PROPOSITIONS POUR UN ANTI-ANTISEMITISME RADICAL
Comme je témoignais de ma gêne devant une publication qui prétendait attester de la grandeur d'Israël par la mise en avant d'un pourcentage de prix Nobel supérieur chez les Juifs (supériorité sur quoi ? sur qui ?), je viens d'être traité d'antisémite par un certain Michel Rosenzweig.
Dans le monde de représentations inversées où il nous est donné de vivre, relever des éléments de continuité entre le suprémacisme occidental des années 2020 et la propagande fasciste des années 1920 qui a directement mené à la Shoah mérite immédiatement un procès en sympathies... hitlériennes.

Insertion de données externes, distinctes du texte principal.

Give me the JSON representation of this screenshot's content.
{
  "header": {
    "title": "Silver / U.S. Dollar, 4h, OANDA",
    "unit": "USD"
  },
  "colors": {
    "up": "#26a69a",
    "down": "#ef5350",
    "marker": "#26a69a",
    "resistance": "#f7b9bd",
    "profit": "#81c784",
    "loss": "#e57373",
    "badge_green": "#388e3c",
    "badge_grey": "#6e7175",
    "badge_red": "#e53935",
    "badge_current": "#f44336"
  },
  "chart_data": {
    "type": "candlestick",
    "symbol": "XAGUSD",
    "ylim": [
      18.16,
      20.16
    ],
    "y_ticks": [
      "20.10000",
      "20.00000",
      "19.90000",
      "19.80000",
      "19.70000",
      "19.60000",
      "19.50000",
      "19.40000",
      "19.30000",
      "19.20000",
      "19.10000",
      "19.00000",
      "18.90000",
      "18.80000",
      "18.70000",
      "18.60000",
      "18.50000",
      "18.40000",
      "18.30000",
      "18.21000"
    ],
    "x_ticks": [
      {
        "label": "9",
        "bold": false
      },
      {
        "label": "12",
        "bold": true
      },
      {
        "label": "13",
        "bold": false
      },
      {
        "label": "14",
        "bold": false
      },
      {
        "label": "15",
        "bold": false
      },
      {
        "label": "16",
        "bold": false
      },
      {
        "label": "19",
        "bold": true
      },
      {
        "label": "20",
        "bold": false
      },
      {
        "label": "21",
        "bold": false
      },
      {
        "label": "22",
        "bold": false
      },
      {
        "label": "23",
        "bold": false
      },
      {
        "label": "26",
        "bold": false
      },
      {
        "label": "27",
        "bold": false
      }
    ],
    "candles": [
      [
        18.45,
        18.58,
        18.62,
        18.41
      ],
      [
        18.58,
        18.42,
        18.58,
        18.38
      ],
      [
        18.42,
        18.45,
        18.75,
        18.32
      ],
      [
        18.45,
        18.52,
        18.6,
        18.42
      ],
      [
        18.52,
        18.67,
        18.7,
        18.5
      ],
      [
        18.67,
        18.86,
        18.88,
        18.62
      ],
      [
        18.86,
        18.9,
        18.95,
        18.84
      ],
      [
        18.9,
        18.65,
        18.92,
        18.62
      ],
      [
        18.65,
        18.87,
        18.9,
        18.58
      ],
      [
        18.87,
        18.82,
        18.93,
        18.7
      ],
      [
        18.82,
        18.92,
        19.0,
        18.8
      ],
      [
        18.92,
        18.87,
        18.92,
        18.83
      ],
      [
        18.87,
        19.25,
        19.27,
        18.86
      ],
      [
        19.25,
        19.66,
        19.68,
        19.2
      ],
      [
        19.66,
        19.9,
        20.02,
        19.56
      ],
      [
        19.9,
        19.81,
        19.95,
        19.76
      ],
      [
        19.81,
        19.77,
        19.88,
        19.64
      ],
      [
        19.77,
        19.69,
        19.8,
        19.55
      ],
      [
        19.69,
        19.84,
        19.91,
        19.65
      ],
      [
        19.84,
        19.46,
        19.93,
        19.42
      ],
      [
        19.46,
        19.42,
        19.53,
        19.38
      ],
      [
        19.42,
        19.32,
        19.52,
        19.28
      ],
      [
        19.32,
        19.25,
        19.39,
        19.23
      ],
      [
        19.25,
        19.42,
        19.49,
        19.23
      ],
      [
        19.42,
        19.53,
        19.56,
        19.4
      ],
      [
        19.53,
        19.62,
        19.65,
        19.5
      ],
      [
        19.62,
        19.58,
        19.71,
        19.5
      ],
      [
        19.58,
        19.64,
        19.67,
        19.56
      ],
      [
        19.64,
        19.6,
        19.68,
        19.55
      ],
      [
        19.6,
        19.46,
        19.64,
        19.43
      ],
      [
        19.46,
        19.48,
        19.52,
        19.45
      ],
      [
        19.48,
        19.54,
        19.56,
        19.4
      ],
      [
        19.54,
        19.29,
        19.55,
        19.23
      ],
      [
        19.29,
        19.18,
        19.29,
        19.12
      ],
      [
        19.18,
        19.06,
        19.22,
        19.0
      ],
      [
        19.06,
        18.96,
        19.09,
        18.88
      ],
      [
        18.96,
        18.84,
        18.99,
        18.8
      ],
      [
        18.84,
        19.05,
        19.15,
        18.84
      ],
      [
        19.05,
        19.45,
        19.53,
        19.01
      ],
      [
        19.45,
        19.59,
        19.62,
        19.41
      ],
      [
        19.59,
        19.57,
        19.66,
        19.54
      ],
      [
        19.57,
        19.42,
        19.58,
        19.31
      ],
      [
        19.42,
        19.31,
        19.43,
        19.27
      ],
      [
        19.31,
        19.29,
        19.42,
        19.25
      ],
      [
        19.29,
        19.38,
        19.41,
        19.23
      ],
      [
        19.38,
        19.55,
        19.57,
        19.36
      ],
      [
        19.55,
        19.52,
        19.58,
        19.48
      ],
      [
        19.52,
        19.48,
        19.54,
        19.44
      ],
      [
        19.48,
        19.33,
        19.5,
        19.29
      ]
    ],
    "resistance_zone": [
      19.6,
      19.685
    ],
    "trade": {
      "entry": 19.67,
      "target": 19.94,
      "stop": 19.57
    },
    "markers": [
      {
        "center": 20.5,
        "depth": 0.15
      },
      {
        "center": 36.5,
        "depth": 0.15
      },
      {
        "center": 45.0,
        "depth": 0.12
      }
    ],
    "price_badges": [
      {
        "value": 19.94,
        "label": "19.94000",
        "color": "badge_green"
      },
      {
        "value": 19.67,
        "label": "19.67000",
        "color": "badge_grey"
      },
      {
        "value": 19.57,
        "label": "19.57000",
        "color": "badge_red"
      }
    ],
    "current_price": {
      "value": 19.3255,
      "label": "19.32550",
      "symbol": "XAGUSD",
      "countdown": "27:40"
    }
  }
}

Ce genre de situations vérifie que notre universalisme n'était que le masque d'un tribalisme étendu. La mémoire de nos crimes a servi de point de cristallisation à la réaffirmation de notre supériorité radicale, de certificat de virginité dont l'exhibition vallait le droit de recommencer. Au moment-même où ses élites se le représentent comme une structure ethnico-religieuse déterritorialisée, Israël sert d'assurance-vie à notre bonne conscience coloniale, de "résidence secondaire" à nos pulsions identitaires refoulées. Non seulement j'affirme qu'il n'y a rien d'antisémite à le dire mais je prétends que c'est la seule réponse radicale à l'antisémitisme qui pointe le bout de son nez derrière les grandes proclamations pseudo-bibliques de l'extrême-droite néoconservatrice.

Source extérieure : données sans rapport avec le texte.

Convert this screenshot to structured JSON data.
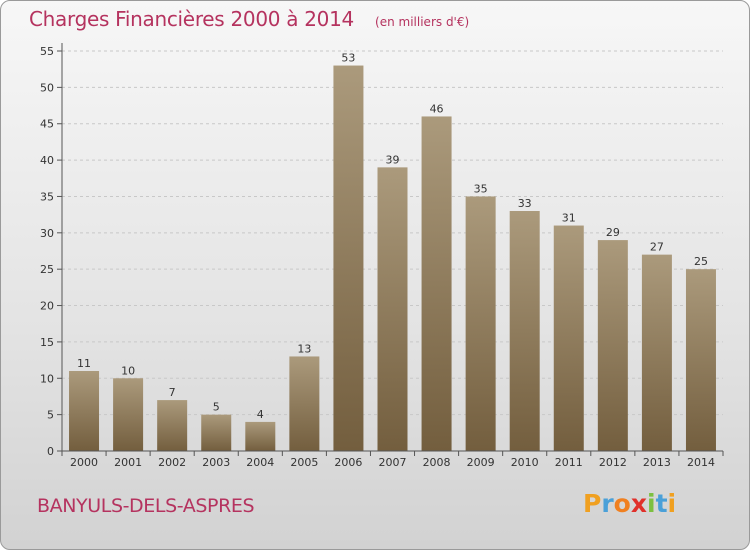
{
  "header": {
    "title": "Charges Financières 2000 à 2014",
    "subtitle": "(en milliers d'€)"
  },
  "footer": {
    "commune": "BANYULS-DELS-ASPRES",
    "logo_letters": [
      "P",
      "r",
      "o",
      "x",
      "i",
      "t",
      "i"
    ],
    "logo_colors": [
      "#f0a020",
      "#4aa0d8",
      "#f08020",
      "#e0302a",
      "#7cc040",
      "#4aa0d8",
      "#f0a020"
    ]
  },
  "colors": {
    "title": "#b5335f",
    "bar_light": "#ab9a7c",
    "bar_dark": "#735e3e",
    "grid": "#c8c8c8"
  },
  "chart_data": {
    "type": "bar",
    "categories": [
      "2000",
      "2001",
      "2002",
      "2003",
      "2004",
      "2005",
      "2006",
      "2007",
      "2008",
      "2009",
      "2010",
      "2011",
      "2012",
      "2013",
      "2014"
    ],
    "values": [
      11,
      10,
      7,
      5,
      4,
      13,
      53,
      39,
      46,
      35,
      33,
      31,
      29,
      27,
      25
    ],
    "ylim": [
      0,
      55
    ],
    "yticks": [
      0,
      5,
      10,
      15,
      20,
      25,
      30,
      35,
      40,
      45,
      50,
      55
    ],
    "grid": "horizontal dashed",
    "data_labels": true
  }
}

Ce qui est paradoxalement mais radicalement antisémite, en revanche, c'est de proclamer une coïncidence entre l'antisionisme et l'antisémitisme. En effet, il y a derrière cette affirmation un impensé suicidaire : Israël serait le seul dépositaire légitime d'une généalogie juive qui se serait interrompue en 70 après Jésus-Christ. On ne pourrait donc pas critiquer Israël en tant que projet politique, sans réhabiliter du même coup les pogroms du Moyen Âge. Or il n'est pas question de critiquer Israël comme juif. Il s'agit au contraire de resituer Israël dans le temps long de l'histoire occidentale. Ce ne sont pas les "Juifs" qui sont des "nazis", c'est "Nous" qui ne cessons de porter collectivement les contradictions d'un christianisme messianico-politique dont l'épisode 1933-1945 n'est qu'un sous-produit particulièrement criminel.
Ne nous contentons pas de combattre le racisme sur le plan moral, comme s'il se réduisait à des essentialisations négatives. Ce sont les essentialisations en tant que telles qui doivent être combattues comme racistes. L'essentialisation de la victime en tant que victime, c'est-à-dire comme figure de l'innocence, se contente de "millénariser" un motif bien connu de la théologie judéo-chrétienne : un agneau sur un autel. C'est sur cette situation politique et géopolitique particulièrement scabreuse que débouche le sionisme. Cependant, il ne s'agit pas du sionisme en tant qu'il participerait d'une "essence juive". Il s'agit bien du sionisme comme pur produit de la culture occidentale : un "Christ collectif", un "Etat-Christ", dont la Croix ne serait qu'un étendard pour justifier comme "croisades" de nouvelles aspirations impériales. Le problème n'est pas le judaïsme, dont le sionisme serait vécu - par ses adversaires comme par ses promoteurs - comme un surgeon. Le problème est la continuation de ce que René Girard appelle le "christianisme historique" et dont le sionisme, à mes yeux, n'est qu'une expression paradoxale, un précipité spatio-temporel de toutes les confusions sanglantes qui ont parsemé notre histoire.
Nos concitoyens de confession juive qui prêtent la main à cette falsification (alors qu'ils ont toutes les clés pour la comprendre, cf. Shlomo Sand), n'ont peut-être pas conscience qu'ils soufflent sur les braises d'un incendie qui n'a été que provisoirement étouffé. Entre le culte et le meurtre, il n'y a que le fil d'un couteau.